I know the magic item cost formula isn't supposed to be exact, but I would expect it to be in the ballpark. Even re-creating some items from the Core rules is impossible. For example:

Decanter of Endless Water

Spell Level (4) X Caster Level (9) X Command Word (1,800) = 64,800
Duration is 10 min/level: 64,800 X 1.5 = 97,200
No Space Limitation: 97,200 X 2 = 194,400 gp

Actual cost: 9,000 gp

I don't get it. I can understand if it was off by a thousand or two, but not by a factor of over 20!


darth_borehd wrote:

I know the magic item cost formula isn't supposed to be exact, but I would expect it to be in the ballpark. Even re-creating some items from the Core rules is impossible. For example:

Decanter of Endless Water

Spell Level (4) X Caster Level (9) X Command Word (1,800) = 64,800
Duration is 10 min/level: 64,800 X 1.5 = 97,200
No Space Limitation: 97,200 X 2 = 194,400 gp

Actual cost: 9,000 gp

I don't get it. I can understand if it was off by a thousand or two, but not by a factor of over 20!

Those are really guidelines, not rules. You have to go by the actual value of what you think a player will pay for the finished product. Using true strike to get a sword that gives you a +20

spell level (1) X Caster Level (5-minimum for craft armor and weapons) X 1500(continuous=2 X 50 charges)=7500+mwk weapon+2000 for it being a +1 weapon= 9800ish.

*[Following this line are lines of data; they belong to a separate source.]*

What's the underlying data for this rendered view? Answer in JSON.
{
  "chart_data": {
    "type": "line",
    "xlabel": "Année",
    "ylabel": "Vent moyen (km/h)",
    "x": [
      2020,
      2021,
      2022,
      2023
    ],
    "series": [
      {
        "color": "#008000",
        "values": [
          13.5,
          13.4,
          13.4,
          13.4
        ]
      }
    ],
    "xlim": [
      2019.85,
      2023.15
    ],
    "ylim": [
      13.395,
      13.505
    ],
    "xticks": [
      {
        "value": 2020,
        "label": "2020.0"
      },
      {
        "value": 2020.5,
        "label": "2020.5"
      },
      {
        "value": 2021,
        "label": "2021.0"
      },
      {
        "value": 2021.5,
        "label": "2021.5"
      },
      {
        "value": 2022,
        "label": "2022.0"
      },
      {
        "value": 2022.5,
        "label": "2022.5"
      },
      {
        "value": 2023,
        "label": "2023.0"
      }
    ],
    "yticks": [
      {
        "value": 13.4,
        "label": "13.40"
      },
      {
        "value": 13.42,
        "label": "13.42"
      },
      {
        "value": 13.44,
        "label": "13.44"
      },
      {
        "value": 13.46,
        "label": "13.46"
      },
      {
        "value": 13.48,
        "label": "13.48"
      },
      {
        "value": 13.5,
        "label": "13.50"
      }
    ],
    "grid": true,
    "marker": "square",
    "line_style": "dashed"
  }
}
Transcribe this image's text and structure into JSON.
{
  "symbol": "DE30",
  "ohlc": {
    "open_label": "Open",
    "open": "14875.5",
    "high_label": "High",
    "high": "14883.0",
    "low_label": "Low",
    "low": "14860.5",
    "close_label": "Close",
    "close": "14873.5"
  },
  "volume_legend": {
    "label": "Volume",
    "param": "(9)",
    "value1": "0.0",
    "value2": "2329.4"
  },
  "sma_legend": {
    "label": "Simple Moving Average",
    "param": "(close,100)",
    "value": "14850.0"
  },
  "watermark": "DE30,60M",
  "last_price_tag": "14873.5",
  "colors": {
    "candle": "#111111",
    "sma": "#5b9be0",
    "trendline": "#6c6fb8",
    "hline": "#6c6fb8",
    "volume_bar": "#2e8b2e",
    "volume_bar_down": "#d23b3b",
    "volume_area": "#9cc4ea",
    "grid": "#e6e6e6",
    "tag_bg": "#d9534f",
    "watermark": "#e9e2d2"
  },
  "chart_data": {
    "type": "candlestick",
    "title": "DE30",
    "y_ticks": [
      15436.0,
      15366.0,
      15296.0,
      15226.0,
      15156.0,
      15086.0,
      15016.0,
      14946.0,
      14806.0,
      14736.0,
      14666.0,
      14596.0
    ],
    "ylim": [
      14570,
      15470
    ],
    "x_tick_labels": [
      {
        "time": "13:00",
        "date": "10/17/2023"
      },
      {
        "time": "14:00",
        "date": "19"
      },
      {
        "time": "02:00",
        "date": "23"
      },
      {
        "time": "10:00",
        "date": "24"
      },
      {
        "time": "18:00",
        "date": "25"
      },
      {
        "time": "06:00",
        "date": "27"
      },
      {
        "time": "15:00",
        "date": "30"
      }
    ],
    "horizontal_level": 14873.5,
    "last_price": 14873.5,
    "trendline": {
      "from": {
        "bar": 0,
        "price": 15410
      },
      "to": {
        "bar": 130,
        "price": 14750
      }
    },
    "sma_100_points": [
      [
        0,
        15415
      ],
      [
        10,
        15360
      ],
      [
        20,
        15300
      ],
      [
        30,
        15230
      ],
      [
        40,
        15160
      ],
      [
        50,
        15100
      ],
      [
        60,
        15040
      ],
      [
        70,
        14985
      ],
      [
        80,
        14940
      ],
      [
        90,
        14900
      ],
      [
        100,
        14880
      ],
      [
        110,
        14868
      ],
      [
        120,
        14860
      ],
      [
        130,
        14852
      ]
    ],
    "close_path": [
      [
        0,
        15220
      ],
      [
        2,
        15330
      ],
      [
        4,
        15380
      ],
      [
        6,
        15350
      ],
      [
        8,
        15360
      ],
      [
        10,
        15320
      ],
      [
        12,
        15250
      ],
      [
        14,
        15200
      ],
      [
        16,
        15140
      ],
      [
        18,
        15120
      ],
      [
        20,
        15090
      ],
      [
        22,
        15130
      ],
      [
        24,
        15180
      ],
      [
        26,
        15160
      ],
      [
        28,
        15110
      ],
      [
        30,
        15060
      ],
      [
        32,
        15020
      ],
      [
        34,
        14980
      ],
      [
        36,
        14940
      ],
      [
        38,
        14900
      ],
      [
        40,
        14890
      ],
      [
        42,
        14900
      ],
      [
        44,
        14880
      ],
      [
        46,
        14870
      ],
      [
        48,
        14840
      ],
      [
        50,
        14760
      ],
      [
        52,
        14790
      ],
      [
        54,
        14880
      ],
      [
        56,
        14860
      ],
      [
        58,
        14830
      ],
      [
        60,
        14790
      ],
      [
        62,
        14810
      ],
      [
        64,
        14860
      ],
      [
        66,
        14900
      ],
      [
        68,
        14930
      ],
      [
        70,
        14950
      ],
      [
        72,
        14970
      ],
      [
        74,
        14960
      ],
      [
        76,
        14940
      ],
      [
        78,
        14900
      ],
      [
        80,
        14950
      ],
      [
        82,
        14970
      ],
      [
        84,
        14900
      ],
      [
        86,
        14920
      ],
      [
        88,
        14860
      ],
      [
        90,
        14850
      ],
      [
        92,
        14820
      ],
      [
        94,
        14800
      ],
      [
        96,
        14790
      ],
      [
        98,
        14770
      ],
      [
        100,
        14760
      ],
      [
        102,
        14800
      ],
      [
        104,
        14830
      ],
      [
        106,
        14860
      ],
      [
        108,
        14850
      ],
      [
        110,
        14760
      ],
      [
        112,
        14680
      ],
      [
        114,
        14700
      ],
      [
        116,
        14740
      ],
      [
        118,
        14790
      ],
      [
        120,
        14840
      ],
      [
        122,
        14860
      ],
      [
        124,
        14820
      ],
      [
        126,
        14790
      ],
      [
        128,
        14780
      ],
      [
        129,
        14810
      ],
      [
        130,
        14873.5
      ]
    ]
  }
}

I don't think a sane DM will give you a sword with a +20 to hit for 9800 though.

Scarab Sages

darth_borehd wrote:

I know the magic item cost formula isn't supposed to be exact, but I would expect it to be in the ballpark. Even re-creating some items from the Core rules is impossible. For example:

Decanter of Endless Water

Spell Level (4) X Caster Level (9) X Command Word (1,800) = 64,800
Duration is 10 min/level: 64,800 X 1.5 = 97,200
No Space Limitation: 97,200 X 2 = 194,400 gp

That's because a decanter of endless water isn't a command word activated control water "spell in a can." while control water is the prerequisite spell for the decanter, the item actually does something very different. The pricing rules are a guideline based on what the item does, not what spells a character needs to create it.

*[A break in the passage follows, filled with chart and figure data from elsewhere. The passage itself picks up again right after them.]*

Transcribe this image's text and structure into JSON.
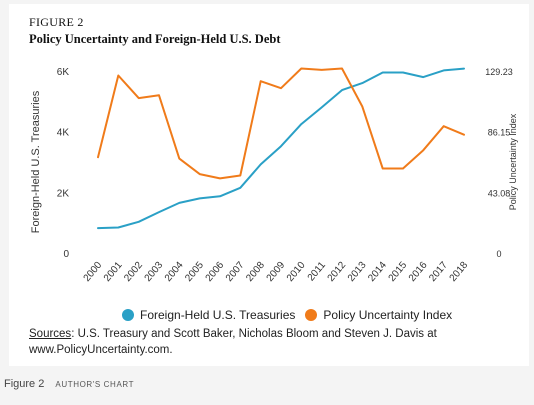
{
  "figure": {
    "label": "FIGURE 2",
    "title": "Policy Uncertainty and Foreign-Held U.S. Debt"
  },
  "chart_data": {
    "type": "line",
    "title": "Policy Uncertainty and Foreign-Held U.S. Debt",
    "x": [
      "2000",
      "2001",
      "2002",
      "2003",
      "2004",
      "2005",
      "2006",
      "2007",
      "2008",
      "2009",
      "2010",
      "2011",
      "2012",
      "2013",
      "2014",
      "2015",
      "2016",
      "2017",
      "2018"
    ],
    "ylabel_left": "Foreign-Held U.S. Treasuries",
    "ylabel_right": "Policy Uncertainty Index",
    "yticks_left": [
      "0",
      "2K",
      "4K",
      "6K"
    ],
    "yticks_right": [
      "0",
      "43.08",
      "86.15",
      "129.23"
    ],
    "ylim_left": [
      0,
      6000
    ],
    "ylim_right": [
      0,
      129.23
    ],
    "grid": false,
    "legend_position": "bottom",
    "series": [
      {
        "name": "Foreign-Held U.S. Treasuries",
        "axis": "left",
        "color": "#2aa0c6",
        "values": [
          820,
          840,
          1030,
          1350,
          1650,
          1800,
          1870,
          2150,
          2920,
          3520,
          4250,
          4800,
          5370,
          5600,
          5950,
          5950,
          5800,
          6020,
          6080
        ]
      },
      {
        "name": "Policy Uncertainty Index",
        "axis": "right",
        "color": "#f07b1a",
        "values": [
          68,
          126,
          110,
          112,
          67,
          56,
          53,
          55,
          122,
          117,
          131,
          130,
          131,
          104,
          60,
          60,
          73,
          90,
          84
        ]
      }
    ]
  },
  "legend": {
    "items": [
      {
        "label": "Foreign-Held U.S. Treasuries",
        "color": "#2aa0c6"
      },
      {
        "label": "Policy Uncertainty Index",
        "color": "#f07b1a"
      }
    ]
  },
  "sources": {
    "label": "Sources",
    "text": ": U.S. Treasury and Scott Baker, Nicholas Bloom and Steven J. Davis at www.PolicyUncertainty.com."
  },
  "caption": {
    "label": "Figure 2",
    "credit": "AUTHOR'S CHART"
  }
}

Something to keep in mind, is that many of the core prices are carry-overs from 3rd edition D&D.

With the Decanter of Endless Water, for example. Take Create Water (0th level spell, so it's counted as .5) multiply by CL 9, and you get 8100. Throw 900 on to make it a smooth 9,000, add the effects desired, and bam, done.

Paizo Employee Creative Director

The magic item price cost formula is a starting point. It exists to give you a place to begin pricing an item, and to get it roughly into the right zone. The more weird and complex your item is, and the further it deviates from typical spells or magic items, the less exact the pricing will be. In the end, determining the price for a new magic item should be equal parts following the formula and comparing the price to similar items in the core rules—your goal as the designer of a magic item is to set the price as competitively as possible with existing similar items. And if the item is NOT similar to any existing item, then your goal is to figure out at what point that item should be something that a PC can be expected to afford, based on the expected PC wealth levels. It's not easy, it's not simple, and it's absolutely open to a lot of different types of interpretation. If you're designing an item for your home game, you only have to satisfy your own interpretation. If you're designing it for publication, you have to satisfy or at least justify your interpretation with those of the editors you're working with. And if you're pricing an item for RPG Superstar, you're also trying to impress the Judges and the voting public that you know what you're doing as well. It's part of what makes it a hard contest, after all. If it were simple, anyone could do it and we wouldn't need to hold RPG Superstar at all, right? :)


darth_borehd wrote:


Duration is 10 min/level: 64,800 X 1.5 = 97,200

That's only if it's a continuous effect.